Open Liamolucko opened 2 years ago
As you mentioned, the WG's intention is to limit the exposure of AudioWorkletGlobalScope only for the worklet-based audio processing. I am not sure if there's a way to notate the exception of specific Globals using WebIDL.
It also seems like there's inconsistency between the spec and the actual implementation: Chrome's IDL FireFox's IDL
We'll triage this issue in the next teleconference and think about solution.
See also https://github.com/WebAudio/web-audio-api-v2/issues/79 re WebAssembly.compileStreaming()
and WebAssembly.instantiateStreaming()
. Both are defined/exposed on the WebAssembly
object in AudioWorkletGlobalScope
, neither works as intended because Response
is not exposed in AudioWorkletGlobalScope
.
Although OP states
To be clear, I'm not saying they should be added to
AudioWorkletGlobalScope
; I'm saying that it needs to be specified somewhere that they aren't there.

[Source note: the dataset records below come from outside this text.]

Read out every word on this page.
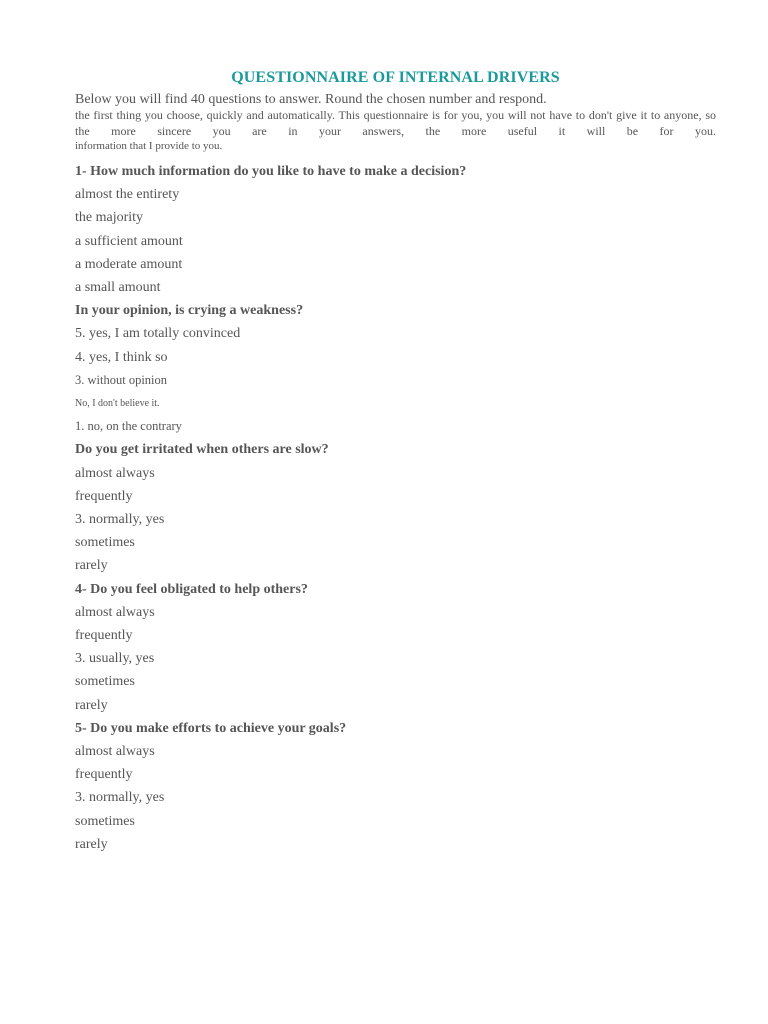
QUESTIONNAIRE OF INTERNAL DRIVERS
Below you will find 40 questions to answer. Round the chosen number and respond.
the first thing you choose, quickly and automatically. This questionnaire is for you, you will not have to don't give it to anyone, so the more sincere you are in your answers, the more useful it will be for you.
information that I provide to you.
1- How much information do you like to have to make a decision?
almost the entirety
the majority
a sufficient amount
a moderate amount
a small amount
In your opinion, is crying a weakness?
5. yes, I am totally convinced
4. yes, I think so
3. without opinion
No, I don't believe it.
1. no, on the contrary
Do you get irritated when others are slow?
almost always
frequently
3. normally, yes
sometimes
rarely
4- Do you feel obligated to help others?
almost always
frequently
3. usually, yes
sometimes
rarely
5- Do you make efforts to achieve your goals?
almost always
frequently
3. normally, yes
sometimes
rarely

for completeness an encoding polyfill can be used. I modified https://github.com/inexorabletash/text-encoding/blob/master/lib/encoding.js in order to import TextEncoder
and TextDecoder
into a QuickJS application by substituting globalThis
for this
and including this at the end of the script
const {TextEncoder, TextDecoder} = globalThis;
export {TextEncoder, TextDecoder};
which we can import into AudioWorkletGlobalScope
import {TextEncoder, TextDecoder} from './encoding.js';
console.log(TextEncoder, TextDecoder);
const encoder = new TextEncoder();
const decoder = new TextDecoder();
let data = encoder.encode('abc');
console.log(data);
console.log(decoder.decode(data));
encoding.js.zip. There are polyfills for URL
, e.g. https://github.com/lifaon74/url-polyfill, which can be adjusted and imported similarly. Polyfilling Response
is more involved.
Technically we can encode and decode strings with the following alone
let encoded = new Uint8Array([97, 98, 99]);
let str = String.fromCharCode(...encoded);
let encode = new Uint8Array([...str].map((s) => s.charCodeAt()));
console.log({encoded, str, encode});
@Liamolucko It looks like we need to open issues against TextEncoder and URL specs. Could you do that?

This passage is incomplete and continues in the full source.